On Monday, November 28th, Amazon announced at its re:Invent 2022 conference that Modin will be offered as a part of AWS Glue and SDK for Pandas. Since this is a huge accomplishment for the Modin project, I wanted to take the opportunity to explain the significance of this milestone, and reflect a bit on the journey and what this means to me personally.
It’s Easier than Ever to Use Modin with AWS
Running Pandas on large datasets has always been challenging, which is why we created Modin, the scalable drop-in replacement for Pandas. Yesterday, AWS announced two changes that make it easier than ever to use Modin with AWS:
- The AWS SDK for Pandas now supports Modin for scalable Pandas-related data wrangling jobs.
- AWS announced that AWS Glue (which has multiple uses, one of which is for distributed ETL) now ships with Modin on a managed Ray cluster.
This excerpt from this AWS blog post describes why Modin is such an important complement to Ray:
“Although Ray opens the door to big data processing, it’s not enough on its own to distribute pandas-specific methods. That task falls to Modin, a drop-in replacement of pandas, optimized to run in a distributed environment, such as Ray. Modin has the same API as pandas, so you can keep your code the same, but it parallelizes workloads to improve performance.” — AWS Big Data Blog
What impact this has depends on who you are, so let’s break this down by user type:
This is great news for the Modin community more broadly. For one thing, it means our community is growing, and with that comes increased attention from developers, which is likely to yield new features, more bug fixes, etc. I’m excited to see what kinds of workloads end up being enabled now that there’s a fully managed service available for Modin on Ray.
How we got here
I started Modin in 2018 — two years into my PhD. After talking with a bunch of my data scientist friends, I realized that new tools kept requiring data scientists to change how they reason about data in fundamental ways, when data scientists wanted to be spending their time extracting value from data. Modin was born from these observations. Pinning Modin’s API to the Pandas API forced us to innovate with the constraint that we meet Pandas users’ expectations.

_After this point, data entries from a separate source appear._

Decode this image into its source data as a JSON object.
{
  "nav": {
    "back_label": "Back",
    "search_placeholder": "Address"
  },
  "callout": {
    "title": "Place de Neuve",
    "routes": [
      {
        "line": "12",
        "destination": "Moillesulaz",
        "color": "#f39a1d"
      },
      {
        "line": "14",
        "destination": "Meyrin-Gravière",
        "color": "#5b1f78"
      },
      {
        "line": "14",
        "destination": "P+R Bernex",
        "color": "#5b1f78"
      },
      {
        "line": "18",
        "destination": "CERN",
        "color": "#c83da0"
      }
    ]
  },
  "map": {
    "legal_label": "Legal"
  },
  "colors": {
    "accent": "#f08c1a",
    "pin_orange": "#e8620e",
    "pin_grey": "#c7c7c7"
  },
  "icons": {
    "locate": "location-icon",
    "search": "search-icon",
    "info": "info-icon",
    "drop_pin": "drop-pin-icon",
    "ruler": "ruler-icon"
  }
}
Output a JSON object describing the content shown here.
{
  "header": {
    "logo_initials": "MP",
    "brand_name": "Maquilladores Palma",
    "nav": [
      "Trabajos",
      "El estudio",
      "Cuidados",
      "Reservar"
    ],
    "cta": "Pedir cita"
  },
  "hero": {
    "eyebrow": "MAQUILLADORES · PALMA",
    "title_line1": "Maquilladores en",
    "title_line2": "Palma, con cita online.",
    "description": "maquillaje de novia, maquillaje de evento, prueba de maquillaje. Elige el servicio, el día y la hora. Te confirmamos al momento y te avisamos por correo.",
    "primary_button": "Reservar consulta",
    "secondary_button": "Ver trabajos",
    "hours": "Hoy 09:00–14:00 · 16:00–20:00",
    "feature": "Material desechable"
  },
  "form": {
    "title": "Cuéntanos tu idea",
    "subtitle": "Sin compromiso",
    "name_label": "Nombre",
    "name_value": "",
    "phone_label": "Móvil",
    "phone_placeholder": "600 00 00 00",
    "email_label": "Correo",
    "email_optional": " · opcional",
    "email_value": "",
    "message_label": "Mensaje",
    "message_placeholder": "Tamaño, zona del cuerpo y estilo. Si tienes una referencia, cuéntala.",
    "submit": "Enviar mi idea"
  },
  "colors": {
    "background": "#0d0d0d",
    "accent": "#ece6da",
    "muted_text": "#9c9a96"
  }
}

There are loads of interesting technical challenges involved in directly scaling Pandas workflows. For example, Modin can support DataFrames with billions of columns, which is four to five orders of magnitude more than what most relational databases, including Apache Spark, can support. Modin was designed to support key features like this – so we have implemented interesting ways of handling metadata because the core data model is able to treat columns and rows interchangeably. I co-wrote a couple of papers [1, 2] on some of the interesting work we have done in Modin, and there are tons of exciting improvements still to come.
I never could have guessed that a project I started would have 8K Github stars, 4.6 million installs, and be hosted by a major cloud provider. This never would have happened if it weren’t for the Modin community we have built around supporting data science workloads at scale. Fundamentally we at Ponder are still focused on solving a really hard problem: to empower data scientists to be able to do more with what they already know. Focusing on the problem (rather than any specific outcome) is what has allowed Modin to have such a huge impact on the data science community already.
If you want to learn more about this change, check out our Scalable Pandas on AWS Meetup, with guest speaker Chris Fregly (Principal Solution Architect, AI and ML at AWS). And if you want to learn more about how Modin works, check out our write-up on how we parallelized the Pandas API and the recording from our Scalable Pandas Meetup on Modin.
It’s really exciting to see the major cloud providers adopt the ideals of data scientist empowerment, and we’re really excited to continue pushing what is possible with Python data science tools.